Wednesday, April 23, 2008

Making It Right

Sometimes, yes, I think Dallas DA Craig Watkins has a little bit of a persecution complex going on, but his work in conjunction with the Innocence Project is nothing short of amazing. And, perhaps, a little uncomfortable for some. Sixteen men have been exonerated through DNA evidence since 2001, and now that the students working with the Innocence Project of Texas are ensconced at the Dallas DA's office, they're poring over more than 400 cases Watkins promised to re-examine. While nobody's come out and said it - it's become a big elephant in the room. These exonerated ones - as you can see - have more than prison time in common. And just because they're now declared innocent does not mean their lives automatically become wonderful, either.

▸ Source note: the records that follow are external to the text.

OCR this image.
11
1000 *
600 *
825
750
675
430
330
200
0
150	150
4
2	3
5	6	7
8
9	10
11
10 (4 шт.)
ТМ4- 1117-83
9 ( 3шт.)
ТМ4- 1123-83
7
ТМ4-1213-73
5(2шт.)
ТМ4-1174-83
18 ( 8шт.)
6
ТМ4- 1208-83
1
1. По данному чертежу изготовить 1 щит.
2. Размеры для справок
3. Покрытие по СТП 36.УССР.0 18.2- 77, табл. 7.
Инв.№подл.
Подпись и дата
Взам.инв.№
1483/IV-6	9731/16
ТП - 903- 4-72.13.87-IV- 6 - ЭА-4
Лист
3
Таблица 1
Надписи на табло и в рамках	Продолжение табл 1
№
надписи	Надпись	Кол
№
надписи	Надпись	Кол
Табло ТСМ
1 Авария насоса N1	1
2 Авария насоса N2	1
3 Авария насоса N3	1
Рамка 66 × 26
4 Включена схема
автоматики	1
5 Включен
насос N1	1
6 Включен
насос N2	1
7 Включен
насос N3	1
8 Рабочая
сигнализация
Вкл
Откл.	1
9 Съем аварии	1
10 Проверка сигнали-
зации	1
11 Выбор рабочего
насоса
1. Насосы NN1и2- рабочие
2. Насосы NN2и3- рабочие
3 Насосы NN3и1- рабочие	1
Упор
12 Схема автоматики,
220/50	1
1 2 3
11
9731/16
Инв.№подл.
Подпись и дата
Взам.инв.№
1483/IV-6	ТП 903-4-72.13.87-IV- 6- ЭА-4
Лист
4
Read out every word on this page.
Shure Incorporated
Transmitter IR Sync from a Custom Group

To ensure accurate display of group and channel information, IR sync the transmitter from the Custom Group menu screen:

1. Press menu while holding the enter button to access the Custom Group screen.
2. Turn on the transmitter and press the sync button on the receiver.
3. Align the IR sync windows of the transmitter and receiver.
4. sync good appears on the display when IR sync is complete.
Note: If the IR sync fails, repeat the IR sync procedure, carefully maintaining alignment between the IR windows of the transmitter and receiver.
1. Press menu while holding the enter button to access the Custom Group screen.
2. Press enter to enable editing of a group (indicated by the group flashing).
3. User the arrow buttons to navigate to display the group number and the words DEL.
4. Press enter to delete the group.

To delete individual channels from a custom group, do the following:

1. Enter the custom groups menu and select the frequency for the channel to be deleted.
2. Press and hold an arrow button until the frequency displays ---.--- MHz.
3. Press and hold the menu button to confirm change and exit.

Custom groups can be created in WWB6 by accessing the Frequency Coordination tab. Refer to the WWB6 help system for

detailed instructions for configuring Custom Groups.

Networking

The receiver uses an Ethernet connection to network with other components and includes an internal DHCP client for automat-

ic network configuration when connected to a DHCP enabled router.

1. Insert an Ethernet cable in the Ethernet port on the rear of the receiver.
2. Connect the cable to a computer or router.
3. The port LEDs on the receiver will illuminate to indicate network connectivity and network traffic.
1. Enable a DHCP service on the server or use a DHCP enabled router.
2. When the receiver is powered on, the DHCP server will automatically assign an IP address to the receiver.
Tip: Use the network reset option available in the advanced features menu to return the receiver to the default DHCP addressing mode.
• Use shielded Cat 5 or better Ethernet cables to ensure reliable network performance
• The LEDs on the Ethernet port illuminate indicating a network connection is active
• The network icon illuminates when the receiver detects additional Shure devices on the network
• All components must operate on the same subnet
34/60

The Texas Observer has an article on how it got so bad to begin with - and Watkins' realistic goals for his office. In a podcast with the magazine, Watkins firmly lays a lot of the blame on his predecessor, Bill Hill, but the article also shows the seeds for this were sown back in the days of Henry Wade. From the article:
Just in case there was any doubt about Watkins’s intentions, he framed copies of Article 2.01 of the Texas Code of Criminal Procedure, “Duties of District Attorneys,” and put them up outside his office and in all 27 ADA workrooms. One sentence was in bold type: “It shall be the primary duty of all prosecuting attorneys … not to convict but to see that justice is done.”
Some are already bandying about the idea that he'd make an excellent State AG. He's already been called the best prosecutor in America by Reason magazine.